2008/01/28
O laicismo é neutro?
Não é novidade para ninguém que o laicismo move uma perseguição organizada e discreta contra tudo aquilo que consideram ser sinais de convicções religiosas na vida pública, em geral monoteístas, e contra o Cristianismo em particular.
Basta vermos como os apregoados princípios respeitadores da liberdade religiosa são traídos pelas “autoridades laicas” em leis concretas, como a da frequência de educação moral e religiosa em escolas do ensino básico, ou a assistência espiritual aos doentes nos hospitais. Há sempre o cuidado de cozinhar a lei de maneira a que esse atendimento e essa formação, a que as pessoas acedem livremente, não se possa concretizar, por alguma razão mais ou menos obscura. Ninguém pode dizer que não há legislação sobre a matéria ou que o governo não se interessa pelo assunto. Porém, para fazer o que fazem, mais valia que os políticos nada legislassem e o governo nada se interessasse. Ao fim e ao cabo a legislação e o interesse existem, mas numa lógica subreptícia de combate. Chegamos ao paradoxo – só aparente – de que a melhor forma de negar os tão apregoados direitos é legislar sobre eles.
São apenas alguns exemplos, a que podíamos juntar outros como a utilização pessoal ou a exibição pública de sinais religiosos, de uma pretensão do laicismo de regulamentar – de encaixotar – e restringir todo o fenómeno religioso ao foro da consciência individual, com a imposição de que isso não tenha reflexos externos. Quando existe resistência por parte de sectores da população em aceitar emanações da ideologia laicista, sempre veiculadas através da legislação, já todos conhecemos o refrão: lá estão as convicções religiosas a obstruir o caminho da libertação laicista.
Se o laicismo ataca a Igreja, isso é liberdade de expressão. Se a Igreja se defende, é fanatismo.
Afinal de contas o laicismo gosta imenso de discutir, mas é só quando as coisas lhe sorriem de feição. Quando se põe em causa as suas bases filosóficas e se lhes destapam as incoerências só lhes resta apelidar os outros de fanáticos e intolerantes.
De onde procede esta aparente neutralidade? Da pretensão do Estado laico estar por cima de tudo e de tudo ser o árbitro, inclusivamente do fenómeno religioso e suas convicções, sempre mediante legislação, assente num conceito de tolerância por eles definido, e que presumem que todos aceitam sem crítica, bem como no relativismo.
Não é, por agora, o momento de criticar esse conceito de tolerância, nem o relativismo. De qualquer forma o facto do laicismo definir unilateralmente os termos – todos temos que ser tolerantes e relativistas, não é verdade? – e pretender que todos, crentes e não crentes, aceitem a sua arbitrariedade, tende a formatar um pensamento único.

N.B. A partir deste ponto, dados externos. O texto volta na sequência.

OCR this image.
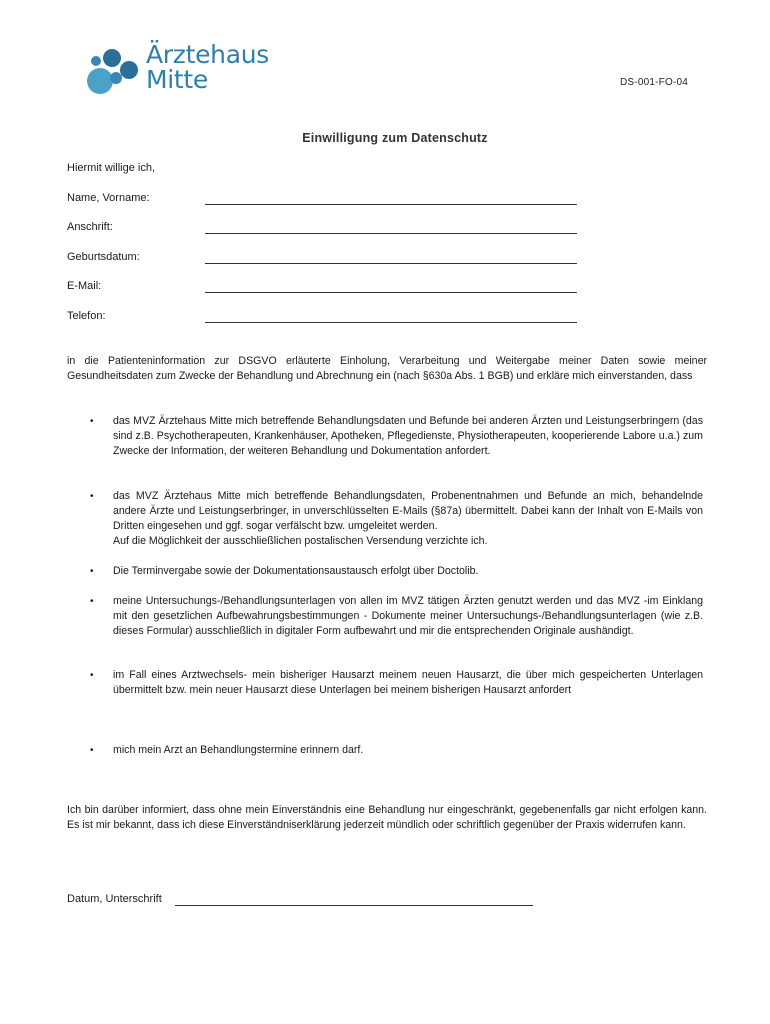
Ärztehaus
Mitte	DS-001-FO-04
Einwilligung zum Datenschutz
Hiermit willige ich,
Name, Vorname:
Anschrift:
Geburtsdatum:
E-Mail:
Telefon:
in die Patienteninformation zur DSGVO erläuterte Einholung, Verarbeitung und Weitergabe meiner Daten sowie meiner Gesundheitsdaten zum Zwecke der Behandlung und Abrechnung ein (nach §630a Abs. 1 BGB) und erkläre mich einverstanden, dass
• das MVZ Ärztehaus Mitte mich betreffende Behandlungsdaten und Befunde bei anderen Ärzten und Leistungserbringern (das sind z.B. Psychotherapeuten, Krankenhäuser, Apotheken, Pflegedienste, Physiotherapeuten, kooperierende Labore u.a.) zum Zwecke der Information, der weiteren Behandlung und Dokumentation anfordert.
• das MVZ Ärztehaus Mitte mich betreffende Behandlungsdaten, Probenentnahmen und Befunde an mich, behandelnde andere Ärzte und Leistungserbringer, in unverschlüsselten E-Mails (§87a) übermittelt. Dabei kann der Inhalt von E-Mails von Dritten eingesehen und ggf. sogar verfälscht bzw. umgeleitet werden.
Auf die Möglichkeit der ausschließlichen postalischen Versendung verzichte ich.
• Die Terminvergabe sowie der Dokumentationsaustausch erfolgt über Doctolib.
• meine Untersuchungs-/Behandlungsunterlagen von allen im MVZ tätigen Ärzten genutzt werden und das MVZ -im Einklang mit den gesetzlichen Aufbewahrungsbestimmungen - Dokumente meiner Untersuchungs-/Behandlungsunterlagen (wie z.B. dieses Formular) ausschließlich in digitaler Form aufbewahrt und mir die entsprechenden Originale aushändigt.
• im Fall eines Arztwechsels- mein bisheriger Hausarzt meinem neuen Hausarzt, die über mich gespeicherten Unterlagen übermittelt bzw. mein neuer Hausarzt diese Unterlagen bei meinem bisherigen Hausarzt anfordert
• mich mein Arzt an Behandlungstermine erinnern darf.
Ich bin darüber informiert, dass ohne mein Einverständnis eine Behandlung nur eingeschränkt, gegebenenfalls gar nicht erfolgen kann. Es ist mir bekannt, dass ich diese Einverständniserklärung jederzeit mündlich oder schriftlich gegenüber der Praxis widerrufen kann.
Datum, Unterschrift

“Vocês (os crentes) não podem impôr as vossas convicções aos outros”: é um lugar comum no discurso laicista. Pois é. Até parece que os laicistas têm a cabeça vazia e, portanto, não têm convicções…
É por isso que a presumida neutralidade do laicismo não passa de um engano. Ao impedir os outros – os crentes, sobretudo monoteístas – de afirmar exteriormente as suas convicções e ao recusá-las no ordenamento juridico-político, o laicismo não faz outra coisa senão veicular, por efeito calçadeira, as suas convicções, frequentemente antireligiosas.
Basta pensarmos que o laicismo se fez nas duas últimas centúrias à custa do combate à religião, afirmando-se pela negativa.
É por isso que parece não ser desacertado definir o laicismo como uma religião pela negativa, isto é, como uma religião antireligiosa.
É que não é só a política que tem horror ao vazio. As convicções também têm.